Note that it's not a "static foreach" when you iterate over an array, no matter if that array is constant at compile time or not.

So this works:

    import std.meta: AliasSeq;
    foreach (x; AliasSeq!("int foo;", "double bar;")) mixin(x);

But this doesn't:

    foreach (x; ["int foo;", "double bar;"]) mixin(x);

This is expected and works as intended. Without the definition of your `Methods` template, I can't say for sure if you're hitting this or if something else is going on. But if your `X` is an array, this is it.

but if I wrap it in a function it works

string foo()
{
enum X = Methods!(C);
string y = "";
foreach(x; X)
{
   y ~= x;
}
 return y;
}

mixin(y);

(I'm assuming that last line should be `mixin(foo());`.)

The return value of `foo` is recognized as a compile-time constant there, because you call it in a context that forces it. This is called CTFE.

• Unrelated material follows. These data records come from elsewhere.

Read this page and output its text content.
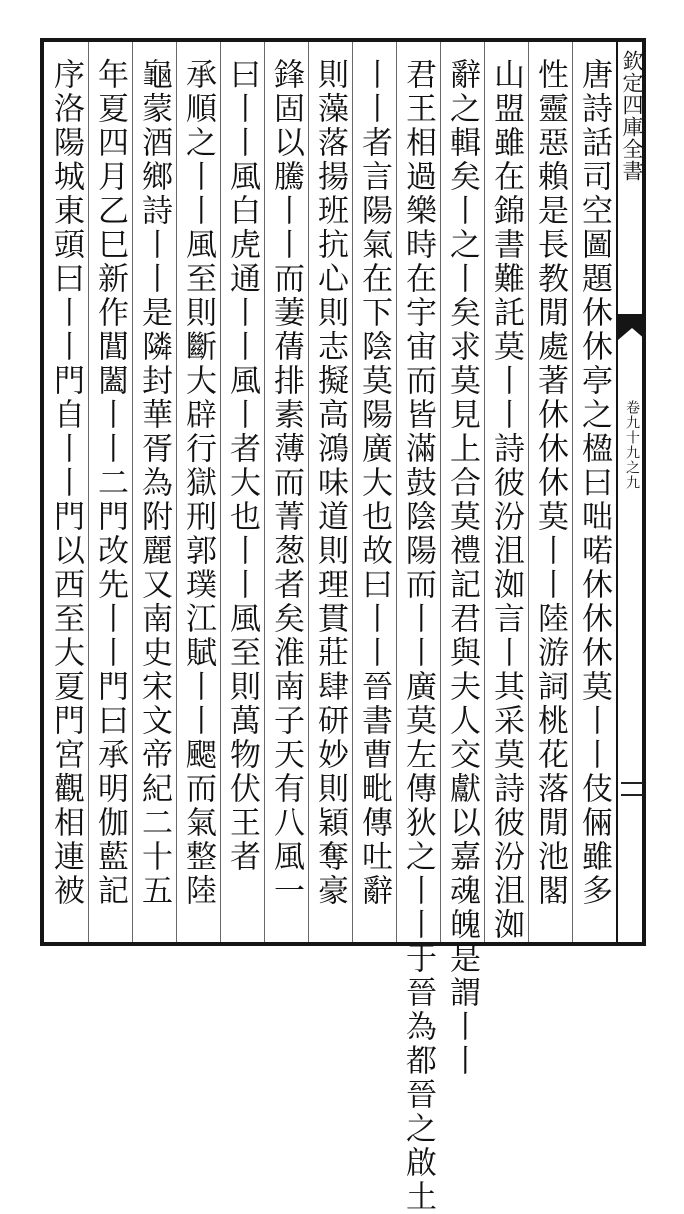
唐詩話司空圖題休休亭之楹曰咄喏休休休莫丨丨伎倆雖多
性靈惡賴是長教閒處著休休休莫丨丨陸游詞桃花落閒池閣
山盟雖在錦書難託莫丨丨詩彼汾沮洳言丨其采莫詩彼汾沮洳
辭之輯矣丨之丨矣求莫見上合莫禮記君與夫人交獻以嘉魂魄是謂丨丨
君王相過樂時在宇宙而皆滿鼓陰陽而丨丨廣莫左傳狄之丨丨于晉為都晉之啟土
丨丨者言陽氣在下陰莫陽廣大也故曰丨丨晉書曹毗傳吐辭
則藻落揚班抗心則志擬高鴻味道則理貫莊肆研妙則穎奪豪
鋒固以騰丨丨而萋蒨排素薄而菁葱者矣淮南子天有八風一
曰丨丨風白虎通丨丨風丨者大也丨丨風至則萬物伏王者
承順之丨丨風至則斷大辟行獄刑郭璞江賦丨丨颸而氣整陸
龜蒙酒鄉詩丨丨是隣封華胥為附麗又南史宋文帝紀二十五
年夏四月乙巳新作閶闔丨丨二門改先丨丨門曰承明伽藍記
序洛陽城東頭曰丨丨門自丨丨門以西至大夏門宮觀相連被	欽定四庫全書
卷九十九之九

Note that you cannot assign the result of `foo()` to a variable first:

   string y = foo(); /* no CTFE */
   mixin(y); /* no go */

That's because `y` is a normal variable, which is not a recognized compile-time constant. The value could of course be evaluated at compile-time, but the compiler doesn't attempt CTFE opportunistically.

The only diff, of course, is the foreach in the first case mixes in on
each iteration, while in the second it doesn't... but it shouldn't
matter. in both cases x is the same.. and it definitely is a compile
time constant in both.

To the compiler it's not a "compile-time constant" in either of them (in a rather specific sense of the term "compile-time"). During CTFE, run-time rules apply. So in `foo`, `x` is a normal variable. The same rules apply as for actual run-time variables. Only the return value of `foo` is seen as a compile-time value by the compiler.

You're not the first one who stumbles over this meaning of "compile time". CTFE happens at compile time, and has "compile time" in the name, but during CTFE you're actually dealing with "run time" values that might never see the actual run time. Maybe these things could use some better names.